Change in Company Type
The March 2012 buyout of Winn-Dixie by Lone Star and its merger with BI-LO, joined two of the South's mainstay regional supermarket chains and expanded their scale with no geographic overlap. Post merger, BI-LO Holding moved its headquarters to Jacksonville, Florida, home of Winn-Dixie. Jacksonville is centrally located to serve BI-LO's eight-state operating area.
The BI-LO chain rang up an estimated $2.8 billion in sales in 2011, while Winn-Dixie's sales topped $6.8 billion. Combined the two companies are projected to have about $10 billion in annual sales, making BI-LO Holding one of the nation's top grocery store operators.
The company's strategy is to realize efficiencies from the combined operation of the two chains, although BI-LO and Winn-Dixie continue to operate under their own banners.
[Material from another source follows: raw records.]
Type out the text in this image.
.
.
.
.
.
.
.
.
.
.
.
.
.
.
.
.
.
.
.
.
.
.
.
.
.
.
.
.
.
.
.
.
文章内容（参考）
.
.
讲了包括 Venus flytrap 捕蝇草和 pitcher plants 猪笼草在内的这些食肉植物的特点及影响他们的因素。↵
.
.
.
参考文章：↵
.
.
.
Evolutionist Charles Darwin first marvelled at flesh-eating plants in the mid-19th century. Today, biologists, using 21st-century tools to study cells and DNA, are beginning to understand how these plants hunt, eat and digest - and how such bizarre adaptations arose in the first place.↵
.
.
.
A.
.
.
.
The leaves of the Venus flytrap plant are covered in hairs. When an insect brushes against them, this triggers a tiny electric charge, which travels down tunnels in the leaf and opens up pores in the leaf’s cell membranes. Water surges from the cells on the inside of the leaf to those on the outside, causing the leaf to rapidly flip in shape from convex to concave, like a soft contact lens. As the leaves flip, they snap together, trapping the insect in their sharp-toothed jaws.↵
However, functions, including supply chain, human resources, and store support, were combined.
Prior to their merger, both BI-LO and Winn-Dixie struggled to return to profitability, after both pursued bankruptcy protection. BI-LO emerged in 2010 after 13 months under Chapter 11 reorganization, armed with a five-year plan to become more competitive. Part of its turnaround plan includes newer, larger Super BI-LO stores (launched in 2005). The 58,000 sq. ft. stores boast expanded products selections, including plenty of organic and natural foods. The grocer has opened more than 15 Super BI-LO stores and is gradually converting traditional BI-LO stores to the Super BI-LO format. Despite their new heft, both companies face many challenges in an intensely competitive grocery market. Differentiating themselves from competitors is among the more daunting. Like many conventional supermarket chains, BI-LO is sandwiched between upscale grocery chains (including Whole Foods) at the high end of the market and deep discounters, including Wal-Mart Supercenters at the low end.
Mergers and Acquisitions
BI-LO is boosting its store count by 165 in fiscal 2013. Announced in May 2013, BI-LO is buying substantially all the stores in the Sweetbay, Harveys, and Reid's supermarket chains from Delhaize for $265 million in cash. The company anticipates closing the transaction during the fourth quarter. As part of the acquisition deal, BI-LO will add to its southeastern US holdings with 72 Sweetbay stores, leases for 10 prior Sweetbay locations, 72 Harveys stores, and 11 Reid's stores.